On November 2, 2016, we sold 3,850,000 ordinary shares at a price to the public of $26.00 per share (the “Shares”) and $230 million aggregate principal amount of 3.250% convertible senior notes due 2023 (the “Notes”) for net proceeds of approximately $316.2 million, after deducting underwriting discounts and commissions and other estimated transaction expenses.  The Shares and the Notes (and our ordinary shares issuable upon conversion of the Notes) were offered and sold under (i) a prospectus dated October 26, 2016 (the “Prospectus”) filed with the SEC pursuant to our shelf registration statement on Form S-3 (File No. 333-214257), (ii) the prospectus supplements to the Prospectus we filed with the SEC dated October 27, 2016 (each, a “Prospectus Supplement” and together, the “Prospectus Supplements”), and (iii) a free writing prospectus containing the final terms of the offering of the Shares and the Notes dated October 27, 2016 and filed with the SEC.

 

The Notes bear interest at a rate of 3.250% per year, payable semi-annually in arrears, on November 1 and May 1 of each year, commencing on May 1, 2017. The Notes are our senior unsecured obligations and rank senior in right of payment to any of our indebtedness that is expressly subordinated in right of payment to the notes; equal in right of payment to any of our indebtedness that is not so subordinated; effectively junior in right of payment to any of our secured indebtedness to the extent of the value of the assets securing such indebtedness; and structurally junior to all indebtedness and other liabilities (including trade payables) of our subsidiaries.

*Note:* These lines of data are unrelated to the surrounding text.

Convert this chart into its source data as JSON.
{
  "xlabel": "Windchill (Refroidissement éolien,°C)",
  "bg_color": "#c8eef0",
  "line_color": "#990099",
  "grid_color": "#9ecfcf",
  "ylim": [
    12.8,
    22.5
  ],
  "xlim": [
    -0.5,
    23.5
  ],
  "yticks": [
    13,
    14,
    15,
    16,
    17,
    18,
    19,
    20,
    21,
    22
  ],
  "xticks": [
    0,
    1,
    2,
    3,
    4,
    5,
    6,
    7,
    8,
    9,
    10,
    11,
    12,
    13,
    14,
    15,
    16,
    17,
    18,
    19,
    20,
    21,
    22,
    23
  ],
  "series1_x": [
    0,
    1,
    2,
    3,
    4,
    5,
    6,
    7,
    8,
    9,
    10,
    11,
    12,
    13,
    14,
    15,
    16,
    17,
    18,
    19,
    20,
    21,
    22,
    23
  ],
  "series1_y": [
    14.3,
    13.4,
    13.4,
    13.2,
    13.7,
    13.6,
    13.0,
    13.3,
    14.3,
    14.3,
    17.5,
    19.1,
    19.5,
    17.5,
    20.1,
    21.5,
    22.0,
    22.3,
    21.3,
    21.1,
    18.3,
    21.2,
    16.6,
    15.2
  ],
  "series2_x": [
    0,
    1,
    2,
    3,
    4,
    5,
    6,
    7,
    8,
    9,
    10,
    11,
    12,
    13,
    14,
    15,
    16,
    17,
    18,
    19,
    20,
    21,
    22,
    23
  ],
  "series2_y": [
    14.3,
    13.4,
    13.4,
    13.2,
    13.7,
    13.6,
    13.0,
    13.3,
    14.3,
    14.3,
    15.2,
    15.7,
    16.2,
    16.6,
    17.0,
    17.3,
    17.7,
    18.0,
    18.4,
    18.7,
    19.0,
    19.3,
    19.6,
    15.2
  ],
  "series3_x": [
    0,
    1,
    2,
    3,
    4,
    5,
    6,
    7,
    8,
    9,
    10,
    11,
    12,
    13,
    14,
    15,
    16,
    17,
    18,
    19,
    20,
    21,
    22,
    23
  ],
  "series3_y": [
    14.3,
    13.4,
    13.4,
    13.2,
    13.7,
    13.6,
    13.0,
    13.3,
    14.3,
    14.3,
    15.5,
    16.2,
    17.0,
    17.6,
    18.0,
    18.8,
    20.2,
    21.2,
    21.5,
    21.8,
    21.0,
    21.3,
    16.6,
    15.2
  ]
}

The Notes will mature on November 1, 2023 (the “Maturity Date”), unless earlier redeemed or repurchased by us or converted. Holders may convert their notes into ordinary shares at an initial conversion rate of 29.0276 shares for each $1,000 principal amount of Notes (equivalent to an initial conversion price of approximately $34.45 per share), subject to adjustment, in certain circumstances, at any time prior to the close of business on the second business day immediately preceding the Maturity Date.